Releer a Cortázar: "La noche boca arriba"

A los cuentos de Cortázar no les pasa el tiempo y despiertan tal entusiasmo algún lector ha pintado su nombre en la pared. "La noche boca arriba" (incluido en el volumen Final de juego, 1956) es quizá uno de sus relatos más recordados. Léelo con nosotros y déjanos tu opinión.
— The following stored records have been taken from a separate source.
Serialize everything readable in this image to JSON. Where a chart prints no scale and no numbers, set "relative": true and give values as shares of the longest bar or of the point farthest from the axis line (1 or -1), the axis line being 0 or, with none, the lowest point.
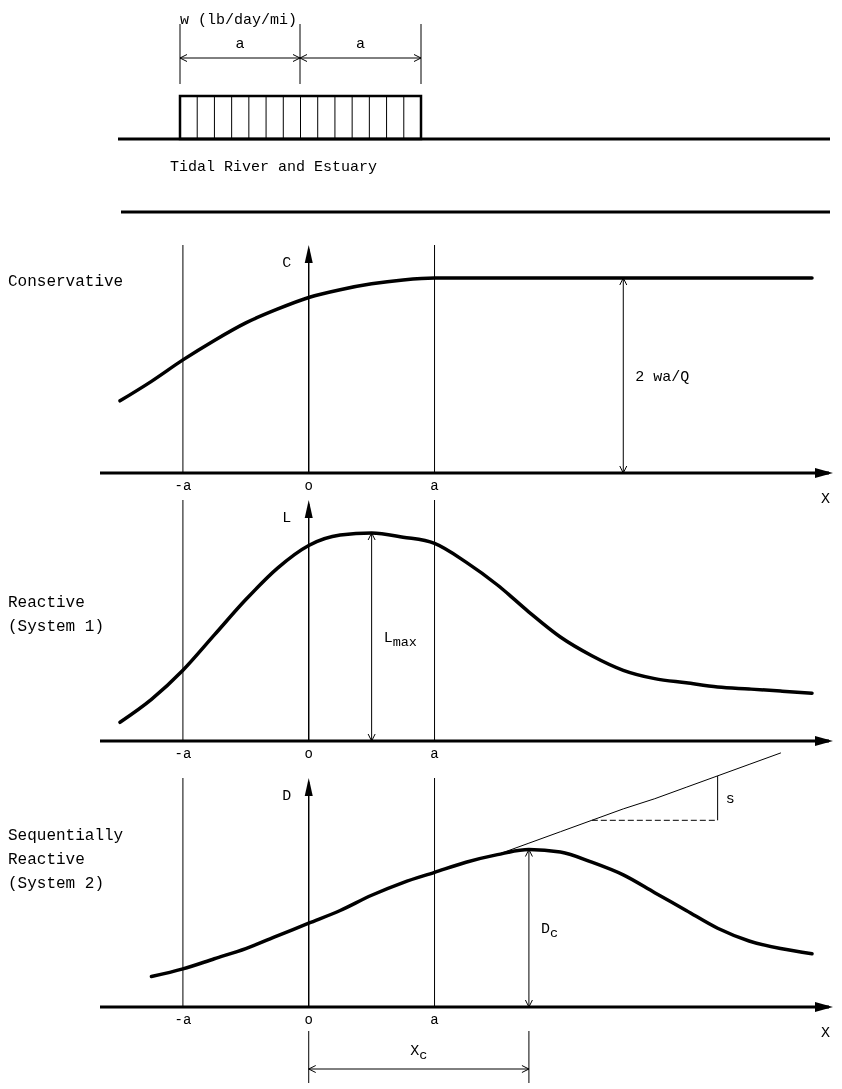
{
  "chart_data": [
    {
      "type": "other",
      "annotations": [
        "w (lb/day/mi)",
        "a",
        "a",
        "Tidal River and Estuary"
      ]
    },
    {
      "type": "line",
      "title": "Conservative",
      "ylabel": "C",
      "xlabel": "X",
      "relative": true,
      "grid": "x",
      "categories": [
        null,
        null,
        "-a",
        null,
        null,
        null,
        "o",
        null,
        null,
        null,
        "a",
        null,
        null,
        null,
        null,
        null,
        null,
        null,
        null,
        null,
        null,
        null,
        null
      ],
      "series": [
        {
          "color": "#000000",
          "values": [
            0.37,
            0.47,
            0.58,
            0.68,
            0.77,
            0.84,
            0.9,
            0.94,
            0.97,
            0.99,
            1.0,
            1.0,
            1.0,
            1.0,
            1.0,
            1.0,
            1.0,
            1.0,
            1.0,
            1.0,
            1.0,
            1.0,
            1.0
          ]
        }
      ],
      "annotations": [
        "2 wa/Q"
      ]
    },
    {
      "type": "line",
      "title": "Reactive (System 1)",
      "ylabel": "L",
      "relative": true,
      "grid": "x",
      "categories": [
        null,
        null,
        "-a",
        null,
        null,
        null,
        "o",
        null,
        null,
        null,
        "a",
        null,
        null,
        null,
        null,
        null,
        null,
        null,
        null,
        null,
        null,
        null,
        null
      ],
      "series": [
        {
          "color": "#000000",
          "values": [
            0.09,
            0.2,
            0.34,
            0.51,
            0.68,
            0.83,
            0.94,
            0.99,
            1.0,
            0.98,
            0.95,
            0.86,
            0.75,
            0.62,
            0.5,
            0.41,
            0.34,
            0.3,
            0.28,
            0.26,
            0.25,
            0.24,
            0.23
          ]
        }
      ],
      "annotations": [
        "L$_{max}$"
      ]
    },
    {
      "type": "line",
      "title": "Sequentially Reactive (System 2)",
      "ylabel": "D",
      "xlabel": "X",
      "relative": true,
      "grid": "x",
      "categories": [
        null,
        null,
        "-a",
        null,
        null,
        null,
        "o",
        null,
        null,
        null,
        "a",
        null,
        null,
        null,
        null,
        null,
        null,
        null,
        null,
        null,
        null,
        null,
        null
      ],
      "series": [
        {
          "color": "#000000",
          "values": [
            null,
            0.12,
            0.15,
            0.19,
            0.23,
            0.28,
            0.33,
            0.38,
            0.44,
            0.49,
            0.53,
            0.57,
            0.6,
            0.62,
            0.61,
            0.57,
            0.52,
            0.45,
            0.38,
            0.31,
            0.26,
            0.23,
            0.21
          ]
        },
        {
          "color": "#000000",
          "values": [
            null,
            null,
            null,
            null,
            null,
            null,
            null,
            null,
            null,
            null,
            null,
            null,
            0.6,
            0.645,
            0.69,
            0.735,
            0.78,
            0.82,
            0.865,
            0.91,
            0.955,
            1.0,
            null
          ]
        }
      ],
      "annotations": [
        "D$_{c}$",
        "X$_{c}$",
        "s"
      ]
    }
  ]
}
Aquí te dejamos el cuento.

21 comentarios:

María Obligado dijo...

"La noche boca arriba" es uno de los cuentos de Cortàzar (junto con "La isla a mediodìa") en que èl trabaja inspirado o respondiendo a "El Sur" de Borges...Son cuentos donde el sentimiento del personaje (el deseo en El Sur, el miedo en " La noche...) crean una realidad paralela, màs real que la verdadera realidad...Cortàzar interpretò el cuento de Borges, que es anterior, con dos o tres cuentos de temàtica similar, pero tono propio, claro.
En èste, incluso, repite el tema del enfermo que delira una realidad, y la realidad delirada que se vuelve real.
Años despuès, con "Lost", toavìa ese tipo de recurso causa asombro en los lectores...!!!!

Ludo dijo...

Resulta sorprendente, envidiable y, por qué, humillante descubrir como un verdadero escritor puede coger una idea que a cualquiera se le podría ocurrir para convertirla en, ¿cómo decirlo?, una idea total. Después de este cuento es difícil pensar en una variación de la idea original que esté a su altura.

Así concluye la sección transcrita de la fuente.